Angel Falls in Venezuela is the world’s highest uninterrupted waterfall, with a height of 979 m (3,212 ft) and a plunge of 807 m (2,648 ft). At its base, it is 150 m (492 ft) wide. The water falls from a flat-topped plateau and appears to leap from the cliff, barely touching the sides of the mountain on the way down. Its local name, Parakupa Vena, means ‘waterfall of the deepest place’; and it is located in the Canaima National Park in Bolivar State.
Angel Falls is one of Venezuela’s most popular tourist attractions, but be careful when you visit: during the dry season (December to March), Angel Falls can reduce to just a trickle of water.

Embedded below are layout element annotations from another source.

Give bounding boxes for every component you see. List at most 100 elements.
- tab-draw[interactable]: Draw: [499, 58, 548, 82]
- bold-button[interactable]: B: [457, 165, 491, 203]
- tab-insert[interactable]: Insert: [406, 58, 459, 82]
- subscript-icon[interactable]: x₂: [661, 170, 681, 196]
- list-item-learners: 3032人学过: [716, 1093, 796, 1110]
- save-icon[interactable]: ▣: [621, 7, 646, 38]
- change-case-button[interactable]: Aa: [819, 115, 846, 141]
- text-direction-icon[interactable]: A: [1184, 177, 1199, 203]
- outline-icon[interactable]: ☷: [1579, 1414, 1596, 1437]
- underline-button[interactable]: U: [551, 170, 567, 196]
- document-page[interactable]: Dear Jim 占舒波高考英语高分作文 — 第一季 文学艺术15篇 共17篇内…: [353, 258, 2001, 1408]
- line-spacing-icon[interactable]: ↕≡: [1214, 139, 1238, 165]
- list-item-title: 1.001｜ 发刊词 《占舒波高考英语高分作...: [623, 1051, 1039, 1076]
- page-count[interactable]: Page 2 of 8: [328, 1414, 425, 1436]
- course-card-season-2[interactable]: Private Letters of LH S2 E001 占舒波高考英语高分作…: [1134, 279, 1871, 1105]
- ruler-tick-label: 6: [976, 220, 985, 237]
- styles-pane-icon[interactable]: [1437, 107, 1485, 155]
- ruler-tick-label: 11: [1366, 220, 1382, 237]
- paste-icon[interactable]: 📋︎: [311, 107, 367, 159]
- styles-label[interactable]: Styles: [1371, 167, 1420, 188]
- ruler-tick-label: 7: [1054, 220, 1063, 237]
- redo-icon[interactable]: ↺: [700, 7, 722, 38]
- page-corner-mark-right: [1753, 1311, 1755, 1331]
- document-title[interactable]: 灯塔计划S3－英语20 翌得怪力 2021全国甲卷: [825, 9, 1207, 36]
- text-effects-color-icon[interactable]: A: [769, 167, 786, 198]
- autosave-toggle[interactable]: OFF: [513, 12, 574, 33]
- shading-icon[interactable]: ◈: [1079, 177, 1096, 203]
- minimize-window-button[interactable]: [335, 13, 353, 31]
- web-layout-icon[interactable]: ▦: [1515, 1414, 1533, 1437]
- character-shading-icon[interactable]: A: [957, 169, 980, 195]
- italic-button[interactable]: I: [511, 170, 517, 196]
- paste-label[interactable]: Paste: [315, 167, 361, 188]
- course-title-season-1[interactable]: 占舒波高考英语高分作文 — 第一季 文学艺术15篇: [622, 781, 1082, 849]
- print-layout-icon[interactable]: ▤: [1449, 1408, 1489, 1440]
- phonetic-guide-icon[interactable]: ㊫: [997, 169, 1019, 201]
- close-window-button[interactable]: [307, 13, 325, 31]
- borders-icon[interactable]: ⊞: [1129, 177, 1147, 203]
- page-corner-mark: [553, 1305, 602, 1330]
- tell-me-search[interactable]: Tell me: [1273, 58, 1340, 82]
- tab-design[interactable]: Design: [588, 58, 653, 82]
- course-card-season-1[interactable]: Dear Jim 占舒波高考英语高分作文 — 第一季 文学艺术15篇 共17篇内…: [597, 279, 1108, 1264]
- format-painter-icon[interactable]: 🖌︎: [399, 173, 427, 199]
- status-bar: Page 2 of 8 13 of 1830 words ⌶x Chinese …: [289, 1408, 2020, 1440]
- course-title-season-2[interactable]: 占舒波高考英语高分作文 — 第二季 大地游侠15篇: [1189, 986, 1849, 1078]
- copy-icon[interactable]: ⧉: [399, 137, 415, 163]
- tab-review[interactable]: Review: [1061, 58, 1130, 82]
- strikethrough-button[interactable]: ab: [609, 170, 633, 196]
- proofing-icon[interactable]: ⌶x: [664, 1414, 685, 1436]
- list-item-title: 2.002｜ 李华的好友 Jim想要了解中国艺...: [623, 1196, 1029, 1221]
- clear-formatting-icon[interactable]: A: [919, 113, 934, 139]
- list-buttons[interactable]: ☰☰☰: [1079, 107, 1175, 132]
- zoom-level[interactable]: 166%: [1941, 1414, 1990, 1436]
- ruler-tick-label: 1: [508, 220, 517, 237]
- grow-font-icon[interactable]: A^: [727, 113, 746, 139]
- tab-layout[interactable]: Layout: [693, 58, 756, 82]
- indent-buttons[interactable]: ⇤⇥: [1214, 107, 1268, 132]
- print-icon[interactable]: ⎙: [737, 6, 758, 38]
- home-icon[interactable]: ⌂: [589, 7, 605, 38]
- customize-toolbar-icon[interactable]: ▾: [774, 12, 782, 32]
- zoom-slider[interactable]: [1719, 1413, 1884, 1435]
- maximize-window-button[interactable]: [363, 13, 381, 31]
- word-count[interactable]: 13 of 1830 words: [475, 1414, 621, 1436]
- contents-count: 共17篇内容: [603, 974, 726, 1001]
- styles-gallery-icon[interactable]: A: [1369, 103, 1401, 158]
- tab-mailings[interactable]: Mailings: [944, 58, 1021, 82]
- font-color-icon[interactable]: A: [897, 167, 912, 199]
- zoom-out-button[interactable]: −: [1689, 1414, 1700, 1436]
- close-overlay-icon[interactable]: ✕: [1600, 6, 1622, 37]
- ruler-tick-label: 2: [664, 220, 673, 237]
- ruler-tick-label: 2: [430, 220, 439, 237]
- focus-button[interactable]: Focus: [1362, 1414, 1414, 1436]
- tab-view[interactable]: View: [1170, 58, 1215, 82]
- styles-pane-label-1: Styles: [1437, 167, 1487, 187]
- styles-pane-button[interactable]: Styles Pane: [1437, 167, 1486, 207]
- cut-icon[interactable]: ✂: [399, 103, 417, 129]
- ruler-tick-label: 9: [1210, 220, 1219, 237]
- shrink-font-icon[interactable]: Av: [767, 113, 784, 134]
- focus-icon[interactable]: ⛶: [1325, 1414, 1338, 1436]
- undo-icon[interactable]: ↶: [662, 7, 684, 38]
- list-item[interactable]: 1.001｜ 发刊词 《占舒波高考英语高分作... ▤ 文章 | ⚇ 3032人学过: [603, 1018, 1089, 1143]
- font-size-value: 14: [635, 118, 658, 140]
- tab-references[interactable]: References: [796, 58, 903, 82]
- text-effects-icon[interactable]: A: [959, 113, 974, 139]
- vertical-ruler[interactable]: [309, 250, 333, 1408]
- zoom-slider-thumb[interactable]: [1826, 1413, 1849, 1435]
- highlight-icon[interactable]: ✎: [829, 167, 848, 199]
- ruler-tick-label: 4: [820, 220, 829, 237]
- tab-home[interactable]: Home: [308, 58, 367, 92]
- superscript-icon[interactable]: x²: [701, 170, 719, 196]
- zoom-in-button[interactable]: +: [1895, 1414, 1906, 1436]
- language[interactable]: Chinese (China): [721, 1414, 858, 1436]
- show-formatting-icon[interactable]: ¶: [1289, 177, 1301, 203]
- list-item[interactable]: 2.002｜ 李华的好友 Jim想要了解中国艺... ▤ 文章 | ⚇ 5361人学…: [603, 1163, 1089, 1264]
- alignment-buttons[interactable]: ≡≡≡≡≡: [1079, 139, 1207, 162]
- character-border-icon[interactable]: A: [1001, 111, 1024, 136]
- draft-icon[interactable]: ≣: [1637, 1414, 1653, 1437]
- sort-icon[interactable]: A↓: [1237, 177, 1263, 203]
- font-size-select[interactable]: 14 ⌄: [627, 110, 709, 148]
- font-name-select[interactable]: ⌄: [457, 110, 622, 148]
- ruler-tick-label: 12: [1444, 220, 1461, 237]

Getting to the falls can be an adventure in itself, and once there, sightseeing and photography of the stunning waterfall is the main reward. Base jumping is popular, but dangerous: strong winds blow around the waterfall, and base jumpers jump at low water to avoid these high winds. Still, some of the world’s best jumpers have been killed at Angel Falls.
The falls are located in an isolated and dense jungle, making access difficult. The first part of a journey is usually by aeroplane to Canaima Camp, from where river trips to the base of the falls are led by indigenous Pemon guides in wooden boats known as curiaras. It is also possible to navigate much of the distance by water up the Carrao River, and then the Churun River (around 3.5 hours). From there, there is a one hour walk through the jungle to the base of the falls.
The falls can also be viewed from a distance on Raton Island.